Up until this point, all of their contact centre agents were expected to deal with any and all types of customer queries including sales, first-line tech support, and other general queries. To address the perceived problem of billing queries taking up too much time, the business decided to create a dedicated “Billing” support team. I was hired with around twenty other agents to staff it. We were given comparatively intense and detailed training on the billing and payment systems but were not trained in any other areas.

Now, this would have been fine, but our team didn’t have a dedicated phone line, and customers being customers, callers would regularly ignore the system prompts and come through to us with unrelated questions which would then have to be transferred to other agents.

This would also be fine except that the other teams hadn’t been briefed on us and didn’t believe that we couldn’t handle questions that weren’t about billing issues.

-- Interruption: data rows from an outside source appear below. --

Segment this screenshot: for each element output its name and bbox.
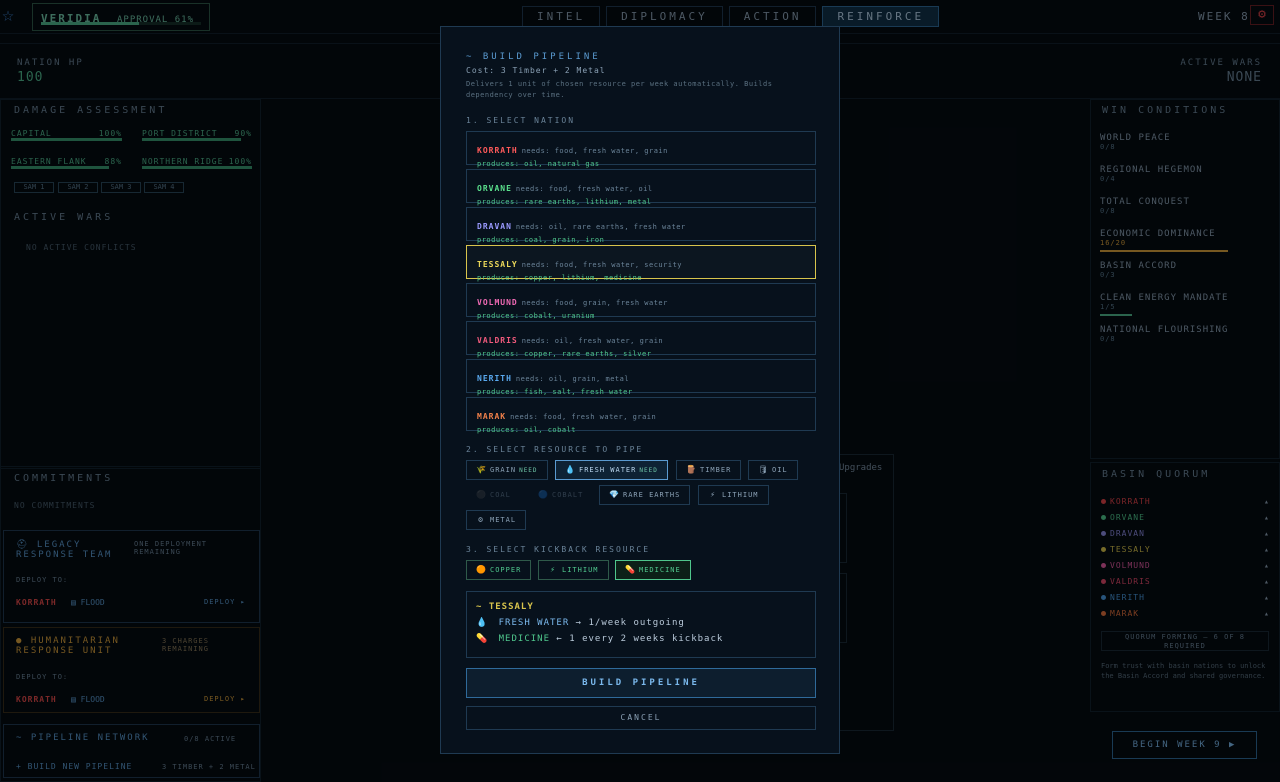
kickback-option-lithium[interactable]: ⚡ LITHIUM [538,560,609,580]
nation-needs: needs: oil, grain, metal [515,375,630,383]
resource-icon: 💎 [609,490,620,499]
resource-option-oil[interactable]: 🛢 OIL [748,460,798,480]
nation-produces: produces: oil, cobalt [477,426,577,434]
nation-needs: needs: oil, rare earths, fresh water [515,223,686,231]
modal-cost: Cost: 3 Timber + 2 Metal [466,66,606,75]
nation-line: TESSALY needs: food, fresh water, securit… [477,252,805,271]
nation-line: VOLMUND needs: food, grain, fresh water [477,290,805,309]
section-select-nation: 1. SELECT NATION [466,116,576,125]
summary-in-resource: MEDICINE [498,634,550,644]
nation-option-nerith[interactable]: NERITH needs: oil, grain, metal produces: … [466,359,816,396]
resource-option-coal: ⚫ COAL [466,485,521,505]
resource-icon: 💧 [565,465,576,474]
kickback-label: MEDICINE [639,566,681,574]
cancel-button[interactable]: CANCEL [466,706,816,730]
nation-name: VOLMUND [477,298,518,307]
resource-label: TIMBER [700,466,732,474]
kickback-icon: 🟠 [476,565,487,574]
need-badge: NEED [639,467,658,474]
modal-description: Delivers 1 unit of chosen resource per w… [466,80,773,99]
nation-name: ORVANE [477,184,512,193]
nation-name: DRAVAN [477,222,512,231]
nation-line: DRAVAN needs: oil, rare earths, fresh wat… [477,214,805,233]
resource-label: FRESH WATER [579,466,637,474]
need-badge: NEED [519,467,538,474]
kickback-option-copper[interactable]: 🟠 COPPER [466,560,532,580]
resource-icon: ⚡ [710,490,716,499]
resource-label: OIL [772,466,788,474]
nation-needs: needs: food, fresh water, security [521,261,683,269]
nation-name: VALDRIS [477,336,518,345]
nation-produces: produces: copper, rare earths, silver [477,350,652,358]
modal-title: ~ BUILD PIPELINE [466,52,601,62]
nation-produces: produces: cobalt, uranium [477,312,595,320]
resource-icon: ⚫ [476,490,487,499]
kickback-label: COPPER [490,566,522,574]
nation-produces: produces: oil, natural gas [477,160,600,168]
summary-nation: ~ TESSALY [476,602,534,612]
nation-option-tessaly[interactable]: TESSALY needs: food, fresh water, securit… [466,245,816,282]
kickback-option-medicine[interactable]: 💊 MEDICINE [615,560,691,580]
resource-icon: ⚙ [478,515,484,524]
nation-needs: needs: food, fresh water, oil [515,185,653,193]
resource-option-cobalt: 🔵 COBALT [528,485,593,505]
resource-icon: 🌾 [476,465,487,474]
section-select-resource: 2. SELECT RESOURCE TO PIPE [466,445,644,454]
nation-name: TESSALY [477,260,518,269]
nation-option-korrath[interactable]: KORRATH needs: food, fresh water, grain pr… [466,131,816,168]
nation-produces: produces: fish, salt, fresh water [477,388,633,396]
nation-line: ORVANE needs: food, fresh water, oil [477,176,805,195]
nation-name: NERITH [477,374,512,383]
resource-label: METAL [490,516,517,524]
nation-option-marak[interactable]: MARAK needs: food, fresh water, grain prod… [466,397,816,434]
resource-icon: 🛢 [758,465,770,474]
nation-produces: produces: coal, grain, iron [477,236,605,244]
resource-label: LITHIUM [722,491,759,499]
resource-label: COAL [490,491,511,499]
resource-label: COBALT [552,491,584,499]
nation-name: MARAK [477,412,507,421]
build-pipeline-button[interactable]: BUILD PIPELINE [466,668,816,698]
nation-produces: produces: rare earths, lithium, metal [477,198,652,206]
resource-option-rare-earths[interactable]: 💎 RARE EARTHS [599,485,691,505]
summary-kickback: 💊 MEDICINE ← 1 every 2 weeks kickback [476,634,806,644]
nation-name: KORRATH [477,146,518,155]
nation-option-volmund[interactable]: VOLMUND needs: food, grain, fresh water pr… [466,283,816,320]
section-select-kickback: 3. SELECT KICKBACK RESOURCE [466,545,651,554]
resource-icon: 🔵 [538,490,549,499]
nation-option-orvane[interactable]: ORVANE needs: food, fresh water, oil produ… [466,169,816,206]
nation-option-valdris[interactable]: VALDRIS needs: oil, fresh water, grain pro… [466,321,816,358]
nation-line: KORRATH needs: food, fresh water, grain [477,138,805,157]
nation-needs: needs: food, grain, fresh water [521,299,668,307]
nation-needs: needs: food, fresh water, grain [510,413,657,421]
resource-option-lithium[interactable]: ⚡ LITHIUM [698,485,769,505]
water-drop-icon: 💧 [476,618,489,628]
summary-out-rate: → 1/week outgoing [575,618,685,628]
nation-line: MARAK needs: food, fresh water, grain [477,404,805,423]
nation-needs: needs: food, fresh water, grain [521,147,668,155]
kickback-icon: 💊 [625,565,636,574]
kickback-label: LITHIUM [562,566,599,574]
resource-label: RARE EARTHS [623,491,681,499]
resource-option-metal[interactable]: ⚙ METAL [466,510,527,530]
summary-outgoing: 💧 FRESH WATER → 1/week outgoing [476,618,806,628]
pipeline-summary: ~ TESSALY 💧 FRESH WATER → 1/week outgoin… [466,591,816,658]
kickback-icon: ⚡ [550,565,556,574]
resource-option-fresh-water[interactable]: 💧 FRESH WATER NEED [555,460,668,480]
nation-produces: produces: copper, lithium, medicine [477,274,643,282]
resource-icon: 🪵 [686,465,697,474]
resource-option-grain[interactable]: 🌾 GRAIN NEED [466,460,548,480]
resource-option-timber[interactable]: 🪵 TIMBER [676,460,742,480]
summary-in-rate: ← 1 every 2 weeks kickback [556,634,724,644]
pill-icon: 💊 [476,634,489,644]
nation-option-dravan[interactable]: DRAVAN needs: oil, rare earths, fresh wat… [466,207,816,244]
nation-line: VALDRIS needs: oil, fresh water, grain [477,328,805,347]
build-pipeline-modal: ~ BUILD PIPELINE Cost: 3 Timber + 2 Meta… [440,26,840,754]
nation-needs: needs: oil, fresh water, grain [521,337,664,345]
resource-label: GRAIN [490,466,517,474]
summary-out-resource: FRESH WATER [498,618,570,628]
nation-line: NERITH needs: oil, grain, metal [477,366,805,385]
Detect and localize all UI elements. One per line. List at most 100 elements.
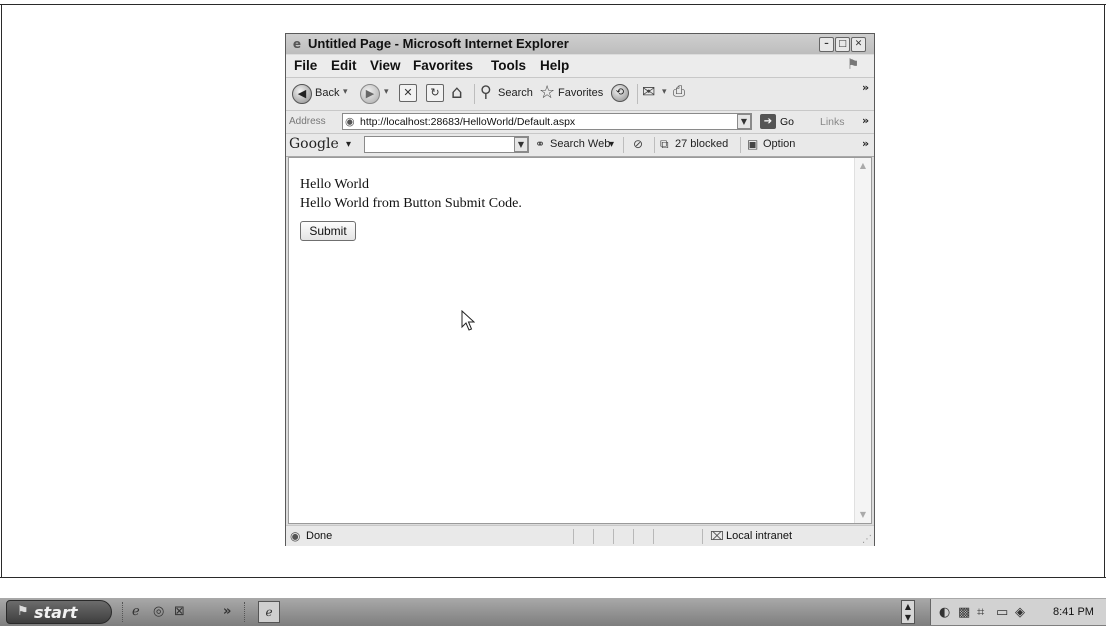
search-icon[interactable]: ⚲ <box>480 82 492 101</box>
tray-network-icon[interactable]: ⌗ <box>977 605 984 620</box>
submit-button[interactable]: Submit <box>300 221 356 241</box>
address-bar: Address ◉ http://localhost:28683/HelloWo… <box>286 111 874 134</box>
windows-flag-icon: ⚑ <box>17 604 29 619</box>
options-icon[interactable]: ▣ <box>747 137 758 151</box>
taskbar-ie-window-button[interactable]: ℯ <box>258 601 280 623</box>
mail-dropdown-icon[interactable]: ▾ <box>662 87 667 97</box>
mouse-pointer-icon <box>461 310 475 331</box>
links-overflow-chevron-icon[interactable]: » <box>862 114 869 127</box>
google-menu-dropdown-icon[interactable]: ▾ <box>346 139 351 150</box>
title-bar[interactable]: e Untitled Page - Microsoft Internet Exp… <box>286 34 874 54</box>
back-button-label[interactable]: Back <box>315 87 339 99</box>
clock[interactable]: 8:41 PM <box>1053 606 1094 618</box>
status-divider <box>633 529 634 544</box>
start-button[interactable]: ⚑ start <box>6 600 112 624</box>
search-button-label[interactable]: Search <box>498 87 533 99</box>
resize-grip-icon[interactable]: ⋰ <box>862 534 872 545</box>
status-divider <box>593 529 594 544</box>
tray-update-icon[interactable]: ▩ <box>958 605 970 620</box>
address-url[interactable]: http://localhost:28683/HelloWorld/Defaul… <box>360 116 575 128</box>
system-tray: ◐ ▩ ⌗ ▭ ◈ 8:41 PM <box>930 599 1106 625</box>
search-web-dropdown-icon[interactable]: ▾ <box>609 139 614 150</box>
links-label[interactable]: Links <box>820 116 845 128</box>
binoculars-icon[interactable]: ⚭ <box>535 137 545 151</box>
pagerank-icon[interactable]: ⊘ <box>633 137 643 151</box>
forward-dropdown-icon[interactable]: ▾ <box>384 87 389 97</box>
taskbar-grip[interactable] <box>244 602 248 622</box>
favorites-button-label[interactable]: Favorites <box>558 87 603 99</box>
close-button[interactable]: ✕ <box>851 37 866 52</box>
tray-display-icon[interactable]: ▭ <box>996 605 1008 620</box>
stop-icon[interactable]: ✕ <box>399 84 417 102</box>
ie-logo-icon: e <box>292 37 302 51</box>
quicklaunch-media-icon[interactable]: ◎ <box>153 604 164 619</box>
toolbar-separator <box>623 137 624 153</box>
page-icon: ◉ <box>345 115 355 128</box>
page-done-icon: ◉ <box>290 529 301 543</box>
go-arrow-icon[interactable]: ➔ <box>760 114 776 129</box>
scroll-up-icon[interactable]: ▲ <box>857 160 869 172</box>
print-icon[interactable]: ⎙ <box>673 82 685 100</box>
standard-toolbar: ◀ Back ▾ ▶ ▾ ✕ ↻ ⌂ ⚲ Search ☆ Favorites … <box>286 78 874 111</box>
toolbar-separator <box>654 137 655 153</box>
refresh-icon[interactable]: ↻ <box>426 84 444 102</box>
menu-bar: File Edit View Favorites Tools Help ⚑ <box>286 55 874 78</box>
history-icon[interactable]: ⟲ <box>611 84 629 102</box>
mail-icon[interactable]: ✉ <box>642 82 655 101</box>
toolbar-separator <box>740 137 741 153</box>
start-label: start <box>34 603 78 622</box>
toolbar-separator <box>474 84 475 104</box>
forward-icon[interactable]: ▶ <box>360 84 380 104</box>
toolbar-separator <box>637 84 638 104</box>
status-divider <box>613 529 614 544</box>
quicklaunch-ie-icon[interactable]: ℯ <box>132 604 140 619</box>
menu-favorites[interactable]: Favorites <box>413 58 473 73</box>
quicklaunch-grip[interactable] <box>122 602 126 622</box>
menu-edit[interactable]: Edit <box>331 58 357 73</box>
back-icon[interactable]: ◀ <box>292 84 312 104</box>
scroll-down-icon[interactable]: ▼ <box>857 509 869 521</box>
vertical-scrollbar[interactable]: ▲ ▼ <box>854 158 871 523</box>
menu-file[interactable]: File <box>294 58 317 73</box>
google-logo[interactable]: Google <box>289 136 339 152</box>
address-dropdown-icon[interactable]: ▼ <box>737 114 751 129</box>
window-title: Untitled Page - Microsoft Internet Explo… <box>308 36 569 51</box>
address-input[interactable]: ◉ http://localhost:28683/HelloWorld/Defa… <box>342 113 752 130</box>
page-frame-top <box>0 4 1106 5</box>
options-label[interactable]: Option <box>763 138 795 150</box>
intranet-zone-icon: ⌧ <box>710 529 724 543</box>
status-divider <box>573 529 574 544</box>
quicklaunch-outlook-icon[interactable]: ⊠ <box>174 604 185 619</box>
minimize-button[interactable]: – <box>819 37 834 52</box>
google-search-dropdown-icon[interactable]: ▼ <box>514 137 528 152</box>
status-divider <box>653 529 654 544</box>
google-toolbar: Google ▾ ▼ ⚭ Search Web ▾ ⊘ ⧉ 27 blocked… <box>286 134 874 157</box>
taskbar: ⚑ start ℯ ◎ ⊠ » ℯ ▲ ▼ ◐ ▩ ⌗ ▭ ◈ 8:41 PM <box>0 598 1106 626</box>
home-icon[interactable]: ⌂ <box>451 82 462 103</box>
hello-world-submit-text: Hello World from Button Submit Code. <box>300 196 522 211</box>
google-search-input[interactable]: ▼ <box>364 136 529 153</box>
google-overflow-chevron-icon[interactable]: » <box>862 137 869 150</box>
status-text: Done <box>306 530 333 542</box>
maximize-button[interactable]: □ <box>835 37 850 52</box>
menu-help[interactable]: Help <box>540 58 569 73</box>
back-dropdown-icon[interactable]: ▾ <box>343 87 348 97</box>
tray-info-icon[interactable]: ◐ <box>939 605 950 620</box>
menu-tools[interactable]: Tools <box>491 58 526 73</box>
address-label: Address <box>289 116 326 127</box>
toolbar-overflow-chevron-icon[interactable]: » <box>862 81 869 94</box>
menu-view[interactable]: View <box>370 58 401 73</box>
tray-volume-icon[interactable]: ◈ <box>1015 605 1025 620</box>
popup-blocker-icon[interactable]: ⧉ <box>660 137 669 152</box>
page-frame-bottom <box>0 577 1106 578</box>
favorites-star-icon[interactable]: ☆ <box>539 82 555 103</box>
search-web-label[interactable]: Search Web <box>550 138 610 150</box>
tray-scroll-icon[interactable]: ▲ ▼ <box>901 600 915 624</box>
security-zone-text: Local intranet <box>726 530 793 542</box>
windows-logo-icon: ⚑ <box>846 57 860 73</box>
quicklaunch-overflow-chevron-icon[interactable]: » <box>223 604 231 619</box>
go-button-label[interactable]: Go <box>780 116 794 128</box>
popups-blocked-label[interactable]: 27 blocked <box>675 138 728 150</box>
hello-world-text: Hello World <box>300 177 369 192</box>
page-content: Hello World Hello World from Button Subm… <box>288 157 872 524</box>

That all leads to this conversation I had with a coworker during an attempted transfer.

Me: “Hi. I have a customer on the line with a query about their upgrade. As I’m part of the billing team, I can’t answer their queries. Can I pass them through to you?”

Coworker: “No.”

Me: “Sorry? What do you mean, ‘no’?”

Coworker: “My manager says that there is no such thing as a billing team and that you need to stop transferring calls you don’t want to deal with.”

Me: “Ooookay. I don’t know what to tell you other than that we absolutely do exist and that we have had no training in anything other than billing. Can you please tell me your name again and give me your manager’s name so I can escalate this?”

Coworker: “I’m [Coworker], my manager is [Manager], and I’ve alerted them to this conversation and they are listening. Let me put you on hold and have a quick word with them.”

A few minutes later, during which I apologised to the customer for the delay:

Coworker: “Okay, my manager says to accept this call but to tell you that no other transfers will be accepted and that they will take it up with your manager.”

I spoke with my manager after the call. He rolled his eyes and told me that he couldn’t believe people were still complaining about this. However, a few weeks later, the company pulled the plug on our team and integrated us into the main pool of agents after a little further training.